That charge ordinarily is a state misdemeanor with a two-year statute of limitations, but under the reported theory it would be elevated into a felony by alleging it was done in commission of a federal campaign finance violation.
Former Trump attorney Michael Cohen pleaded guilty in Manhattan federal court in 2018 and was sentenced to three years in prison for tax evasion and crimes related to the Daniels payment and another to former Playboy model Karen McDougal he helped arrange prior to the 2016 election.
Trump denies having a tryst with Daniels, whose real name is Stephanie Clifford, whom he alleges extorted him in the final stretch of the 2016 campaign. The indictment may also be related to a $150,000 payment from the National Enquirer to McDougal in 2016 to prevent publication of the details of her own alleged affair with Trump, which he denies.

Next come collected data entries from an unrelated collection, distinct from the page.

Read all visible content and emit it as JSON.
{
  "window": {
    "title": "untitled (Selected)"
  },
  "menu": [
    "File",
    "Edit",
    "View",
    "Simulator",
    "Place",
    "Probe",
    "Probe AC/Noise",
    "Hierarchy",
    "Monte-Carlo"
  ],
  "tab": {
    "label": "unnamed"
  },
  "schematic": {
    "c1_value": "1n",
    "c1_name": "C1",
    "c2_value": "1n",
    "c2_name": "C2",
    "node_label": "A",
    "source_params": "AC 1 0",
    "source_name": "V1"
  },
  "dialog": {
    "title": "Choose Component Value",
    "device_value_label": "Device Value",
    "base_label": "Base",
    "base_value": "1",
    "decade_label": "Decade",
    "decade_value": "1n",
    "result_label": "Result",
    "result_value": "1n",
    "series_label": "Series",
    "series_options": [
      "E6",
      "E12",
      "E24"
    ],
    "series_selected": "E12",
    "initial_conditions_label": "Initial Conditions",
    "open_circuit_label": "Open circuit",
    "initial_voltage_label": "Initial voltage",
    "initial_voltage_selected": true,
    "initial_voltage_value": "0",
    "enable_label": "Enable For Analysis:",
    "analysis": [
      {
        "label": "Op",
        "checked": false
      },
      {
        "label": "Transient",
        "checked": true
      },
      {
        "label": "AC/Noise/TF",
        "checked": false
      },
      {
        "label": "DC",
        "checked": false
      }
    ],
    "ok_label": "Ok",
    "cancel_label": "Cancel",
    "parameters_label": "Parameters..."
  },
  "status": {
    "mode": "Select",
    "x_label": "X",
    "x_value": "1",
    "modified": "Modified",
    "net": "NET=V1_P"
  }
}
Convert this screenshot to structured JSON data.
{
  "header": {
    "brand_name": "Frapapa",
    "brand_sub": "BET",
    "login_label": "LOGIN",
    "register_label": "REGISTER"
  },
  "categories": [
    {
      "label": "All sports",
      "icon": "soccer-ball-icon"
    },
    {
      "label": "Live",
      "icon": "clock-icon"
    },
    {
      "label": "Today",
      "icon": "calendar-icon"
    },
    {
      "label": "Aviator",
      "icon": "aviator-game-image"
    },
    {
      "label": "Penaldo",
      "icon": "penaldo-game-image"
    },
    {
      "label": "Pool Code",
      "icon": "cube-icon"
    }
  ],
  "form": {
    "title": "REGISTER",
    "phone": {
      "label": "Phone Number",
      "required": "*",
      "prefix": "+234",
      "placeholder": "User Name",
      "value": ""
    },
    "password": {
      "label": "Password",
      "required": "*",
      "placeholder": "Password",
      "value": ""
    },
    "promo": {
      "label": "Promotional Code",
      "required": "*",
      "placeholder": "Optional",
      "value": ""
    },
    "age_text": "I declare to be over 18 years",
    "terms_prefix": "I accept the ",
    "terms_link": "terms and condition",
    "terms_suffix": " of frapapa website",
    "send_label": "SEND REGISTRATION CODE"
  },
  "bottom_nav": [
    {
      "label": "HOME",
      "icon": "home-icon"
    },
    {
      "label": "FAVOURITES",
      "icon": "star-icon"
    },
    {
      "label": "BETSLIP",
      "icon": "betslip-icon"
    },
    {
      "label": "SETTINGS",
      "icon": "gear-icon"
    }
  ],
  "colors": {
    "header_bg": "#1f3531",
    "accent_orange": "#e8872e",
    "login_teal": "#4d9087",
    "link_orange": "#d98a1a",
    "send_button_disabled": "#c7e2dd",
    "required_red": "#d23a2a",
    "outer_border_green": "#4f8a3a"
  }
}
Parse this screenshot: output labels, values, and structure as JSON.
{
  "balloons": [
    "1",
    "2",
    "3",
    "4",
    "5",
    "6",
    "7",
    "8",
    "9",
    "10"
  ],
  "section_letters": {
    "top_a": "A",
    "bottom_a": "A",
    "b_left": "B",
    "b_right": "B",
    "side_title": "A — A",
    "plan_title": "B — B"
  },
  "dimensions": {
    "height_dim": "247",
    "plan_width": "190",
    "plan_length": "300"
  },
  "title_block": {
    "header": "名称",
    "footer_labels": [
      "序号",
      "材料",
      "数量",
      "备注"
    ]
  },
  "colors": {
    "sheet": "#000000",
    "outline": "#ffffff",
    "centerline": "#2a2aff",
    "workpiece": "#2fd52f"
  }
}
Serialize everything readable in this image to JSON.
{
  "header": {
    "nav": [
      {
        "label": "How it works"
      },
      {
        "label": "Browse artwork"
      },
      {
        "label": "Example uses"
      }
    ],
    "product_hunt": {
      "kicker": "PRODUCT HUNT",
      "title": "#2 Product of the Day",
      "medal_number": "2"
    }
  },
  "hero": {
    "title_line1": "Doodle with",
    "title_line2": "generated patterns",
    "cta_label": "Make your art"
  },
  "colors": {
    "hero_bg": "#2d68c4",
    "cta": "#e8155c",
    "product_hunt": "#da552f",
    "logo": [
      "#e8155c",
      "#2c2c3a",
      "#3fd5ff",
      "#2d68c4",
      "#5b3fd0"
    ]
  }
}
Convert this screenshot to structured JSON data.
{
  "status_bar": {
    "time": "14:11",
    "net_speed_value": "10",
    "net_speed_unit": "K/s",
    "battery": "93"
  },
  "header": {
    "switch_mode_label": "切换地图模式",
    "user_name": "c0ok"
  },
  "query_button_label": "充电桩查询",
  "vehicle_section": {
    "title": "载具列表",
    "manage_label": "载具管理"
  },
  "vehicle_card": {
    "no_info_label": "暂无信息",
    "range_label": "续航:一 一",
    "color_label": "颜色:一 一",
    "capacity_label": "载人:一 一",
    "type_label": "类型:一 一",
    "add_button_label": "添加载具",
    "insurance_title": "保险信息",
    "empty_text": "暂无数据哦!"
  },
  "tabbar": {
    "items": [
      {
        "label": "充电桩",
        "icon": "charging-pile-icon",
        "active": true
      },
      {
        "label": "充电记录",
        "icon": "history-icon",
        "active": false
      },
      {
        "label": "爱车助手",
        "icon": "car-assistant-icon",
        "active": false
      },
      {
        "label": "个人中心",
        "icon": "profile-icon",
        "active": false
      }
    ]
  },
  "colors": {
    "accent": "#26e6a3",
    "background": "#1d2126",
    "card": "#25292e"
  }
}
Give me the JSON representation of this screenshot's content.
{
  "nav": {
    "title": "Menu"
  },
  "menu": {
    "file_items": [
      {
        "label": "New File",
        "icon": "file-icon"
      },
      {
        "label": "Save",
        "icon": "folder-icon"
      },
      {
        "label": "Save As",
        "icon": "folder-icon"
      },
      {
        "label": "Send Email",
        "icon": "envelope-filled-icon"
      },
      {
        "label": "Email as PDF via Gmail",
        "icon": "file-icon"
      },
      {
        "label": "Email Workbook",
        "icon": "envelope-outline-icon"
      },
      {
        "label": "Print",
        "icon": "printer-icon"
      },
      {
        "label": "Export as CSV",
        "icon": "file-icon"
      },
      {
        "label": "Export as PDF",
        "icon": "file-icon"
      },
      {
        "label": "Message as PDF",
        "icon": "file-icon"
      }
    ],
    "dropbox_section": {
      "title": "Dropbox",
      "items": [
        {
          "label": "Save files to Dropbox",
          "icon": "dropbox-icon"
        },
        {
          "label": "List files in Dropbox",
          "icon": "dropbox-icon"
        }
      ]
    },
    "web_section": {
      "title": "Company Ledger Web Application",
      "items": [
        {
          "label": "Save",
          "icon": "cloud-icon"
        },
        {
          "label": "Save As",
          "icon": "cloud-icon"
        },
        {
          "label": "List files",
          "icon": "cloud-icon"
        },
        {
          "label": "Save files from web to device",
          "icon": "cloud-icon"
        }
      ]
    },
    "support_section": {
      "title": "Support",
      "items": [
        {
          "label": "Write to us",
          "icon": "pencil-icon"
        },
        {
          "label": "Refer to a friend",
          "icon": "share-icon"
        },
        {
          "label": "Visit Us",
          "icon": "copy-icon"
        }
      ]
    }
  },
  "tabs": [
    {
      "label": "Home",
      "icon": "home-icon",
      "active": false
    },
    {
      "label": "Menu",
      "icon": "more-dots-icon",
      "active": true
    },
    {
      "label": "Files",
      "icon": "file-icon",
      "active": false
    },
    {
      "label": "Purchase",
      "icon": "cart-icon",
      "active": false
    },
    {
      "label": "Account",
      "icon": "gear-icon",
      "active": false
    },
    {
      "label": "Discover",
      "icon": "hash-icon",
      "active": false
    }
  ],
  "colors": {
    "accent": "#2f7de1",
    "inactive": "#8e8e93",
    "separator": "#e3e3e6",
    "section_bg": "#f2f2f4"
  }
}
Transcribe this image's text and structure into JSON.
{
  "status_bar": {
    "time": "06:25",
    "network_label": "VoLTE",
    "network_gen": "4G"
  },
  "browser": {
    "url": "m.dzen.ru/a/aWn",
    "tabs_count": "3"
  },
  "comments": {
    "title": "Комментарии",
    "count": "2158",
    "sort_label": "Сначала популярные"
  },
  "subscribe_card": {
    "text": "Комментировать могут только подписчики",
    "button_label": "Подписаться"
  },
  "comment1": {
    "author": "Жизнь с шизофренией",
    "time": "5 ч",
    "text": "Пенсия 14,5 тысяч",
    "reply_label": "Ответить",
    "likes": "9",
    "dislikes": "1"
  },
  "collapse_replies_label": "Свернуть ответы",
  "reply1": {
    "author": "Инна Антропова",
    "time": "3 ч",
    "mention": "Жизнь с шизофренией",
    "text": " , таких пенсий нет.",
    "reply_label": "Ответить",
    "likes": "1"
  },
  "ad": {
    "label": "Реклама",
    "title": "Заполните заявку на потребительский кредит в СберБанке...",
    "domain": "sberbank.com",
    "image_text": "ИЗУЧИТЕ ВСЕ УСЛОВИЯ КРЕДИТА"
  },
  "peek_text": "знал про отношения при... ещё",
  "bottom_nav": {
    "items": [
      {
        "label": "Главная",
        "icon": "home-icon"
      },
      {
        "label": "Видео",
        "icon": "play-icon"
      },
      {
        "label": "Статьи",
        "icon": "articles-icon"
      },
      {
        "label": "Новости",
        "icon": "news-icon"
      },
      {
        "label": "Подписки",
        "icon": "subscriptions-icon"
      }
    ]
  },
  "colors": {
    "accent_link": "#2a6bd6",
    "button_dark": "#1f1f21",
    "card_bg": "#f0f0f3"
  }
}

Former Whitewater deputy counsel Sol Wisenberg said in a TV interview this month that the legal case against Trump was “preposterous,” though Wisenberg said he could support criminally charging Trump for other alleged misconduct.
“The question to ask yourself in a case like this [is], ‘Would a case like this be brought against anybody else, whether he or she be president, former president or a regular citizen?’ The answer is… no,” Wisenberg said.
“You can debate all day long whether or not… Trump should be indicted related to the records at Mar-a-Lago, whether or not he should be indicted with respect to Jan. 6 incitement of lawless activity… Those are real crimes if they occurred, and he committed them,” Wisenberg added.
“This is preposterous.”
George Washington University law professor Jonathan Turley said in a Fox News interview shortly after the indictment Thursday that “[Bragg] is attempting to bootstrap [a] federal crime into a state case. And if that is the basis for the indictment, I think it’s rather outrageous.”
“I think it’s illegally pathetic,” Turley added.
“There’s a good reason why the Department of Justice did not prosecute this case: Because it’s been down this road before. It tried a case against former Democratic presidential candidate John Edwards arguing that hush money paid to another woman, who bore a child out of that relationship, was in fact a campaign violation. That was a much stronger case, but they lost,” Turley said, referring to federal prosecutors not charging Trump following Cohen’s guilty plea.
“Even if you can bootstrap that dead misdemeanor to something alive, you’re essentially arguing a federal case that the Department of Justice declined. But it’s also a case that requires you to show, if that is the basis of this indictment, that Trump’s only, his sole motive for paying this money or having third-parties pay it was for the election,” he continued.”
Well, that’s the problem from Edwards.
There’s a host of reasons why a celebrity and a married individual would want to hush up an affairs, particularly with a porn star.”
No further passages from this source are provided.